These twelve dazzling stories from Chimamanda Ngozi Adichie — the Orange Broadband Prize–winning author of Half of a Yellow Sun — are her most intimate works to date.
In these stories Adichie turns her penetrating eye to the ties that bind men and women, parents and children, Nigeria and the United States. In “A Private Experience,” a medical student hides from a violent riot with a poor Muslim woman, and the young mother at the centre of “Imitation” finds her comfortable life in Philadelphia threatened when she learns that her husband has moved his mistress into their Lagos home.
Searing and profound, suffused with beauty, sorrow and longing, this collection is a resounding confirmation of Adichie’s prodigious literary powers.
There was not a story in this collection that I didn't enjoy in some way.
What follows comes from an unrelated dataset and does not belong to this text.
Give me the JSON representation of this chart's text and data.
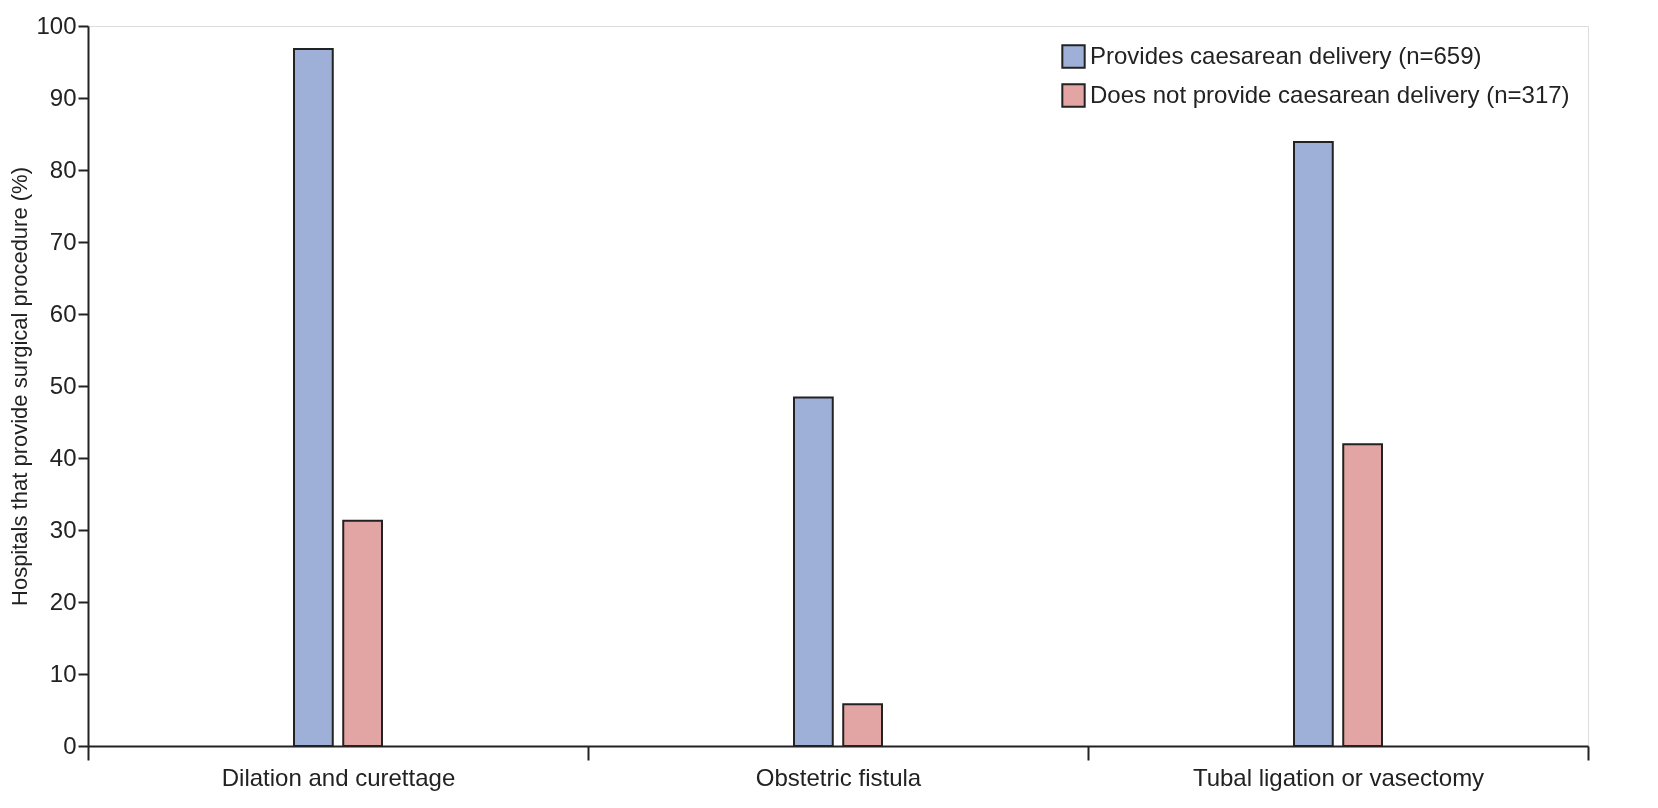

Each was well written and contained individual tales that shown two completely different cultures. It was interesting to read the stories where the characters came to America, I liked seeing the differences between the cultures.
Her style of writing is simple but strong, and her descriptions are very vivid. She's a wonderful writer. Her stories were realistic; that's what I think made them so powerful. Her characters were people I could relate to, even though I come from a completely different background. Her characters were selfish at times and completely human.
If I were forced to choose, I'd say the first story was the weakest. I think the stories I enjoyed the most were probably the title story and "Tomorrow Is Too Far". But I liked all of them for separate reasons.
Adichie is also one of the only writers to write a story using "you" as the narration that I think works. Usually I'm not too fond of those sorts of narrations, but she made it work.
I'll definitely be reading more by her. If her novels are anything like her short stories, I know I'll love them. This was a great collection I'll definitely be re-reading.